Reputation: 141
We have an on-premise Oracle database from which we need to extract data and store this in a Synapse dedicated pool. I have created a Synapse pipeline which first copies the data from Oracle to a datalake in a parquet file, which should then be imported into Synapse using a second copy task. The data from Oracle is extracted through a dynamically created query. This query has 2 hard-coded INT values which are generated at runtime. The query runs fine and the parquet file is created correctly, but if I use polybase or copy command to import the file to Synapse it fails with the following error:
"errorCode": "2200", "message": "ErrorCode=UserErrorSqlDWCopyCommandError,'Type=Microsoft.DataTransfer.Common.Shared.HybridDeliveryException,Message=SQL DW Copy Command operation failed with error 'HdfsBridge::recordReaderFillBuffer - Unexpected error encountered filling record reader buffer: ClassCastException: ',Source=Microsoft.DataTransfer.ClientLibrary,''Type=System.Data.SqlClient.SqlException,Message=HdfsBridge::recordReaderFillBuffer - Unexpected error encountered filling record reader buffer: ClassCastException: ,Source=.Net SqlClient Data Provider,SqlErrorNumber=106000,Class=16,ErrorCode=-2146232060,State=1,Errors=[{Class=16,Number=106000,State=1,Message=HdfsBridge::recordReaderFillBuffer - Unexpected error encountered filling record reader buffer: ClassCastException: ,},],'",
Bulk insert works but is less efficient on large quantities of data so I don't want to use that. The mapping for the copy activities is created dynamically based on the target database table definition. However, when I created a separate copy task and import the mapping to check what is going on, I noticed that the 2 INT columns are mapped as UTF8 on the parquet source side. The sink table is INT32. When I exclude both columns the copy task completes successfully. It seems that the copy activity fails because it cannot implicitly cast a string to an integer.

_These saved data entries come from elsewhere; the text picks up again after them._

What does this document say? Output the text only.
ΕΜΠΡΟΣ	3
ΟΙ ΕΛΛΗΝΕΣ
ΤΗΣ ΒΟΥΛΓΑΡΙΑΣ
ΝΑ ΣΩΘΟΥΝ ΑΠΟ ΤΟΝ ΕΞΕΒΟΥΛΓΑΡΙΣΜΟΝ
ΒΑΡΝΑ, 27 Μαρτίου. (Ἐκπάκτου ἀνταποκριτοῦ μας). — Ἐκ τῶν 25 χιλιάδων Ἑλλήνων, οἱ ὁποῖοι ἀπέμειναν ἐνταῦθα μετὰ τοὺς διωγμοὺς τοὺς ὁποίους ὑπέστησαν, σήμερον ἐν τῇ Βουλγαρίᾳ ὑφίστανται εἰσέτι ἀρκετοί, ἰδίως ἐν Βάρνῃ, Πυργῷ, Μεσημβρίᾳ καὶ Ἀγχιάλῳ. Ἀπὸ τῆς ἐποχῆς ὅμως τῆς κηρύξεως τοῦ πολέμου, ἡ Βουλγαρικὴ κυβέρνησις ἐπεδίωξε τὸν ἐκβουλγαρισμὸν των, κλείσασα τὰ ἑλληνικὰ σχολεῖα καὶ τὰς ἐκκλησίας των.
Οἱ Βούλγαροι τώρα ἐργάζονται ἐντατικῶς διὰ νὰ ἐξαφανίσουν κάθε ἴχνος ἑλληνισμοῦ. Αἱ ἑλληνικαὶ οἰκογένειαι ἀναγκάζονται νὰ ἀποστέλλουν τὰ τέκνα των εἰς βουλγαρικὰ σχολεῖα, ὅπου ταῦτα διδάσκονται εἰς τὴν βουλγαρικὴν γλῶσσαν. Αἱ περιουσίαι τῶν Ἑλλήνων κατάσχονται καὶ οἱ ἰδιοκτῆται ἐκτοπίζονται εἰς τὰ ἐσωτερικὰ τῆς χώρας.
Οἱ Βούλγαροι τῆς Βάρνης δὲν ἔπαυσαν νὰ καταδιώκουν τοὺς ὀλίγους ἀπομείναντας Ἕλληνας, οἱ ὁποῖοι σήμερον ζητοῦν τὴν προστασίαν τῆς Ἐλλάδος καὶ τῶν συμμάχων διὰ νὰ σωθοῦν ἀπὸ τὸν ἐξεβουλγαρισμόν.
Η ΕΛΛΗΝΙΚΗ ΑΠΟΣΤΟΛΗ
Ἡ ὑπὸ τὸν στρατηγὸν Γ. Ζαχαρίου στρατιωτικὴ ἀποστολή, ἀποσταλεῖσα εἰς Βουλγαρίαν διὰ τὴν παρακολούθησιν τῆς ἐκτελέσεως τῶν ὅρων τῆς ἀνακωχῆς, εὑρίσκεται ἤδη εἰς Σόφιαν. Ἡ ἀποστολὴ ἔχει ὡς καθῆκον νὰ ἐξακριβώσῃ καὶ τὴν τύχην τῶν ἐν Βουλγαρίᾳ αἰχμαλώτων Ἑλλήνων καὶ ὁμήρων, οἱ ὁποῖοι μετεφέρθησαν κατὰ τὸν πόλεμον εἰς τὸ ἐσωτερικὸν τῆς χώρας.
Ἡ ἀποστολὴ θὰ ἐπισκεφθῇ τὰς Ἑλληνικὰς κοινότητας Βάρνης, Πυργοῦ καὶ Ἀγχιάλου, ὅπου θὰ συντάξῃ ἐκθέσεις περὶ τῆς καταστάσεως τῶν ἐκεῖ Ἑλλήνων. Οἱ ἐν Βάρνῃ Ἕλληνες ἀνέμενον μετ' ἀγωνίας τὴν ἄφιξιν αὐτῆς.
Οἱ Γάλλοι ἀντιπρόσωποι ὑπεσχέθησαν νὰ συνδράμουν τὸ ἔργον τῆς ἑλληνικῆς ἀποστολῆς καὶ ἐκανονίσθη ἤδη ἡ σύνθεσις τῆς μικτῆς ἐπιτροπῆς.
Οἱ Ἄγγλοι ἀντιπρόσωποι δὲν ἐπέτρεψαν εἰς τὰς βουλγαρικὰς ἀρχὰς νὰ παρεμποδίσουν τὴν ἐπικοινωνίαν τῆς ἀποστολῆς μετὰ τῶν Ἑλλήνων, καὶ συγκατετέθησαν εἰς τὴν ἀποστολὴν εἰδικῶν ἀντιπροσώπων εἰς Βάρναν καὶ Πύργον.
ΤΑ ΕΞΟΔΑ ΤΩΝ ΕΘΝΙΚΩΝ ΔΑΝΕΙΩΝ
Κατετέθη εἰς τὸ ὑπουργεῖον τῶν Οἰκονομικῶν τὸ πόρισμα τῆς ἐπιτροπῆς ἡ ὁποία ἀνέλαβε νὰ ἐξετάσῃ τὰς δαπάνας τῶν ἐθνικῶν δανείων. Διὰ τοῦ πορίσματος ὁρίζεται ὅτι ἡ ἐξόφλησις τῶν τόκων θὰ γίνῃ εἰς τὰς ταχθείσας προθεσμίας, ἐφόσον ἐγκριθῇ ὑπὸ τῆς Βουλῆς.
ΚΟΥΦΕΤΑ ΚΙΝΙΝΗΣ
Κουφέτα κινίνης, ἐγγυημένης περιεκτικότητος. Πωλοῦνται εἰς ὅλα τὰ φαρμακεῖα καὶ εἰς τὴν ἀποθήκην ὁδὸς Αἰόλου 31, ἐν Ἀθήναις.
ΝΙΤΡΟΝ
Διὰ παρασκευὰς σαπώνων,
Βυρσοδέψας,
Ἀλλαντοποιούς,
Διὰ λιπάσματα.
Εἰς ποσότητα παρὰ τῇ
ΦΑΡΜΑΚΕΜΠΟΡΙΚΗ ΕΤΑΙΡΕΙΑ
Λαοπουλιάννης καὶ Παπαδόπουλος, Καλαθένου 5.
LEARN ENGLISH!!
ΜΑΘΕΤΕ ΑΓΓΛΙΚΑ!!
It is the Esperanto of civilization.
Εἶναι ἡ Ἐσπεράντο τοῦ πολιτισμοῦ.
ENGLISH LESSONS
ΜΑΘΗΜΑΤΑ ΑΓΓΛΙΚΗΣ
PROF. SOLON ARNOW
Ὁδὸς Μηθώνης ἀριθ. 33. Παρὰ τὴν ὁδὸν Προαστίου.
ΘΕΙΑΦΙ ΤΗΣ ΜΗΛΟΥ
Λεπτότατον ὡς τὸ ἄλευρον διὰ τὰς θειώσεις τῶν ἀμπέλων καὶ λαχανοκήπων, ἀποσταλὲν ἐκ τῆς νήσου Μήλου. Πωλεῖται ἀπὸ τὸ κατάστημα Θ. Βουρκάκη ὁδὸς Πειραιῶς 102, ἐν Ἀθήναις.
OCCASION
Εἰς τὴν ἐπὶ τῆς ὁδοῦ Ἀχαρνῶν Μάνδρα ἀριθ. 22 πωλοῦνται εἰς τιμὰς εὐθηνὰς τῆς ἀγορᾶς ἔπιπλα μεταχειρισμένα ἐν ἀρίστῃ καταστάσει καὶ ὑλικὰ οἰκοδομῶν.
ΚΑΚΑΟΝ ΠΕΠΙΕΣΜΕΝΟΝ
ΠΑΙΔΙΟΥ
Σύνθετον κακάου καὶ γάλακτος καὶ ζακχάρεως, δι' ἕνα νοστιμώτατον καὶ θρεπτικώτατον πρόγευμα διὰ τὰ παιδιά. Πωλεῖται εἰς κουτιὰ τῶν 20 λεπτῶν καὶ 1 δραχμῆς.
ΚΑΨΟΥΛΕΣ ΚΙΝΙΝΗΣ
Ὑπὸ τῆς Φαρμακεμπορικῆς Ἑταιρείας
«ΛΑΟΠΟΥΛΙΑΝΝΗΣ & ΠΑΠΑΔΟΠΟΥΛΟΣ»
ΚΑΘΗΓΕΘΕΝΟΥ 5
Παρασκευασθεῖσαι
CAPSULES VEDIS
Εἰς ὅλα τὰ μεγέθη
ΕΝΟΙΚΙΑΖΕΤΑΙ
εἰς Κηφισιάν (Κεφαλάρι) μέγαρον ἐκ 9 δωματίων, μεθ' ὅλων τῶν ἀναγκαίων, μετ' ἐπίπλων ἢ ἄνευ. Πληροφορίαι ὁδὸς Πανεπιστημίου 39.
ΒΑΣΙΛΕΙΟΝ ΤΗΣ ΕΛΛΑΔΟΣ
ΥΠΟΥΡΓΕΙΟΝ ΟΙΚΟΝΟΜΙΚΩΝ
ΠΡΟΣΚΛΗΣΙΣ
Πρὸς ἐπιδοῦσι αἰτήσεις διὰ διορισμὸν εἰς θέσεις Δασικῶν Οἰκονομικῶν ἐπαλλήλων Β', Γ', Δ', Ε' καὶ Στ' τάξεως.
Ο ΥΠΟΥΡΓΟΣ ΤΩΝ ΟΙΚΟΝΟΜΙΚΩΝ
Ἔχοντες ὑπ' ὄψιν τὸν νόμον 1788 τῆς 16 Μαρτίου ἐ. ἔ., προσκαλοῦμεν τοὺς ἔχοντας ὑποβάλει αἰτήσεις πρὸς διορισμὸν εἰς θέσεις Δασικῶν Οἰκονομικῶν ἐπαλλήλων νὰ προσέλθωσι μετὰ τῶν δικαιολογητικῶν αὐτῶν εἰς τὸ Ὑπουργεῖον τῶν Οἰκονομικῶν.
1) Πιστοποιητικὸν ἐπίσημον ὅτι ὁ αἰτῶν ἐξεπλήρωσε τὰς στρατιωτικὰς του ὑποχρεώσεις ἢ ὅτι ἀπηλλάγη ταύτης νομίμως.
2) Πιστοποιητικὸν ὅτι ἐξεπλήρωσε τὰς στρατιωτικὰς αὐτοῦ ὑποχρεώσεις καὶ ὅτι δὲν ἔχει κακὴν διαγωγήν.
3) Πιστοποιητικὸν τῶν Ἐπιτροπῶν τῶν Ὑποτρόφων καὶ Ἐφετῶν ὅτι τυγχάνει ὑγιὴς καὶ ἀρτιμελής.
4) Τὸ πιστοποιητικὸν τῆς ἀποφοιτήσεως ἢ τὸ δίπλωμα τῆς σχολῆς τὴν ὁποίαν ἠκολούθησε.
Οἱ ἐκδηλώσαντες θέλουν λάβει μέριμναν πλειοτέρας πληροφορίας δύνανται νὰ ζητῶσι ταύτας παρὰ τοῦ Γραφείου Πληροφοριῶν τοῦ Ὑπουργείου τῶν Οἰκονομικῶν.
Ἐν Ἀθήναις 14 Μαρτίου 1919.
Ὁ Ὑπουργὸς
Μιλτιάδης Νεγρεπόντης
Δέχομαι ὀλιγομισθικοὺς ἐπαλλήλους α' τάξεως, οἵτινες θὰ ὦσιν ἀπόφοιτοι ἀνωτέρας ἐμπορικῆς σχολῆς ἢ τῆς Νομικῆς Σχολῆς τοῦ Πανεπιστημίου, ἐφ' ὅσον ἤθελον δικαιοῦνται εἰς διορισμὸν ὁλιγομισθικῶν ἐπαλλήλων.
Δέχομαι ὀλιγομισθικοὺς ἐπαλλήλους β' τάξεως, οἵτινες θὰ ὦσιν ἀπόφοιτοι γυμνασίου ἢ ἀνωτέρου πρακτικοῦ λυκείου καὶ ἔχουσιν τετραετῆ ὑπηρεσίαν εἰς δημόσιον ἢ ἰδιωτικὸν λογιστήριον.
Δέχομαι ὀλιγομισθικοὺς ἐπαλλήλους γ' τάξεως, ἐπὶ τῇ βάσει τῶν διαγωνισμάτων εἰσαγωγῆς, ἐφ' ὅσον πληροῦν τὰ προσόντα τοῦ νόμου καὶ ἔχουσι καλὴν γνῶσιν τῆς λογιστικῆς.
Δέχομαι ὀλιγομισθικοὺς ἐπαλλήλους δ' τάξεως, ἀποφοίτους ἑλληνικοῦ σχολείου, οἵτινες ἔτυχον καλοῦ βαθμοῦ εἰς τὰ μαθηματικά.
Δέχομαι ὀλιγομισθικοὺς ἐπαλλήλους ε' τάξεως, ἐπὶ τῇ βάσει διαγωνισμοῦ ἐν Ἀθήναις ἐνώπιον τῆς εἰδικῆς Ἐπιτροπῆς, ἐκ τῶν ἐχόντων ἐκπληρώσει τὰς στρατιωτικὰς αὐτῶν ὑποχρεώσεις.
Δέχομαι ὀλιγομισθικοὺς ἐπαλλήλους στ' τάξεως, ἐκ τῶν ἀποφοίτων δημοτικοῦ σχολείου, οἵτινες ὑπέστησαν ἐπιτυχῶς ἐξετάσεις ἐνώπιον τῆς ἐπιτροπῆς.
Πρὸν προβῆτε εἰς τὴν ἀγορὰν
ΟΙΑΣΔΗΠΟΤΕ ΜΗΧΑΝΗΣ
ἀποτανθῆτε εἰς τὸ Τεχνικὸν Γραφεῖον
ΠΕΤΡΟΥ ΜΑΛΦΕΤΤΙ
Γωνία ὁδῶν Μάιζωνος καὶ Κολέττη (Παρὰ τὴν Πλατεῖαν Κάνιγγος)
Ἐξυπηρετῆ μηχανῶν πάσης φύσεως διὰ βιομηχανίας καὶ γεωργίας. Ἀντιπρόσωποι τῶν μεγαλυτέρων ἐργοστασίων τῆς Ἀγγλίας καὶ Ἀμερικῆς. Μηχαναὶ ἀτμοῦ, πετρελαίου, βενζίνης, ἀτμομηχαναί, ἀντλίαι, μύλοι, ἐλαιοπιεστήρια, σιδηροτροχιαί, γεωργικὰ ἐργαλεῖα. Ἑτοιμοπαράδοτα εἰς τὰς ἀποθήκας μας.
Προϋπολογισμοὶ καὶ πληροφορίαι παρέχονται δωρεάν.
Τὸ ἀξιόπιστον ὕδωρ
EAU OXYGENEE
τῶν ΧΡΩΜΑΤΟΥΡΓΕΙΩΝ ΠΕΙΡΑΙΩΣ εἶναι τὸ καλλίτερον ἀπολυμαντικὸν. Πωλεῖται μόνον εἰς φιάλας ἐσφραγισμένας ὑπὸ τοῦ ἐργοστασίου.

The 2 columns are explicitly cast as integers in the Oracle query that is the source for the parquet file.
SELECT t.*
, CAST(419 AS INT) AS "Execution_id"
, CAST(4832 AS INT) AS "Task_id"
, TO_DATE('2022-07-05 14:40:34', 'YYYY-MM-DD HH24:MI:SS') AS "ProcessedDTS"
, t.DEMUTDT AS "EffectiveDTS"
FROM CBO.DRKASTR t
WHERE DEMUTDT >= TO_DATE('2022-07-05 13:37:35', 'YYYY-MM-DD HH24:MI:SS');
Adding an explicit mapping for Oracle to parquet mapping them as INT also doesn't solve the problem. How do I prevent these 2 columns from being interpreted as integers instead of strings?!
Upvotes: 1
Views: 804
Reputation: 141
We ended up resolving this by first importing the data as strings in the database and casting to the correct database during further processing.
Upvotes: 0